First let’s talk about the trip to California and the events leading up to it. Last May I spoke at an annual conference for Crystal Ball, a global business unit of Oracle. I gave a presentation on the financial planning tool I developed which uses Crystal Ball’s Monte Carlo simulation engine. Crystal Ball liked my presentation well enough that the firm asked me to conduct a Webinar to demonstrate my planning tool, which I did some five months later. About a month after that I received a phone call from a company that had viewed the Webinar and was interested in hiring me as a consultant to develop a similar tool. So I traveled to the firm’s office in California and we had a four-hour meeting that went well.

I’d like to discuss what happened on the return flight home. I sat next to a woman and we had a long conversation.

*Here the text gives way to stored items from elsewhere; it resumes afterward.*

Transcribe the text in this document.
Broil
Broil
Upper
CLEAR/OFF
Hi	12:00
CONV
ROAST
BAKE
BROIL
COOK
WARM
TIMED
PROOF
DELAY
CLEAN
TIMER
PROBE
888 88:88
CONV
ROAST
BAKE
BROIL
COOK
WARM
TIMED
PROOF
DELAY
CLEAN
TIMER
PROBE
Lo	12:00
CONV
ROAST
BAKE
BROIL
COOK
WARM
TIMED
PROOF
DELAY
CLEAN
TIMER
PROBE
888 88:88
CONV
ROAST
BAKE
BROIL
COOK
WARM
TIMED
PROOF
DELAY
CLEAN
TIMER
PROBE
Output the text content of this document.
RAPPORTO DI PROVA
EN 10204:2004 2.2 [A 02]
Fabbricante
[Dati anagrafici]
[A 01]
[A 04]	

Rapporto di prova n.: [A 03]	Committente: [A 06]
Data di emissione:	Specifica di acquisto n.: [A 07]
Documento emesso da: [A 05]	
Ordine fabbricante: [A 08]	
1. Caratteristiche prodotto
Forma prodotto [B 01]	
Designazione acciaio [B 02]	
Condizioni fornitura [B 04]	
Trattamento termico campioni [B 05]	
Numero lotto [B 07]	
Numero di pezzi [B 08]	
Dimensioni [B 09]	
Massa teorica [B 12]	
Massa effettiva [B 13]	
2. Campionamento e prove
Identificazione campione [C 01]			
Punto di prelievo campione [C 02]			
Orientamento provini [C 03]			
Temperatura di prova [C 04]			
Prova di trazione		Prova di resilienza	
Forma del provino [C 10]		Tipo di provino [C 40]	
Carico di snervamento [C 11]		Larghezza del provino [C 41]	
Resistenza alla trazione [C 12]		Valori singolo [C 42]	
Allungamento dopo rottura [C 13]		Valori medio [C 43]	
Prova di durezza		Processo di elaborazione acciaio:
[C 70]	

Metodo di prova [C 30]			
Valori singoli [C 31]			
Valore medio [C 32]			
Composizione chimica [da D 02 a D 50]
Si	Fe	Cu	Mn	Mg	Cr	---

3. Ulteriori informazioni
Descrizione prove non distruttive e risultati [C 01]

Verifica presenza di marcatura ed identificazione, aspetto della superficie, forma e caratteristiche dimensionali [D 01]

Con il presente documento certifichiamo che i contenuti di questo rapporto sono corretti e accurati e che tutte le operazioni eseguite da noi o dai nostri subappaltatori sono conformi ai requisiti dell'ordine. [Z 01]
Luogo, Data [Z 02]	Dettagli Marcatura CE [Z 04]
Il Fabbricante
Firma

She shared with me an experience she and her husband had with a particular broker who, though he was instructed to invest their money conservatively, saw their account lose about 75% of its value.

Now she was clear that she didn’t necessarily think the broker did anything malicious (although she wasn’t sure), but it was clear that it affected her in more ways than just financially. Whenever something like this happens, we all lose. The client loses, the advisor loses, and the industry loses. This type of event creates a lasting impression and causes a healthy amount of suspicion in the client’s mind. I understand it. I think it’s completely justified. Whenever rogue or incompetent brokers cause harm to a client, it makes it harder to elicit their trust, and without trust, there’s no relationship. It makes things more difficult for the honest, competent advisor.

Given the current regulatory climate and the probability of increased scrutiny, perhaps we can reduce the number of these occurrences. We’ll never be able to completely eliminate the problem, but if advisors were held to a higher standard, and there was sufficient enforcement, we should be able to reduce it significantly. With fewer advisors and the demand for advisory services increasing, what do you think would happen to our compensation? I think it would certainly help propel our profession forward.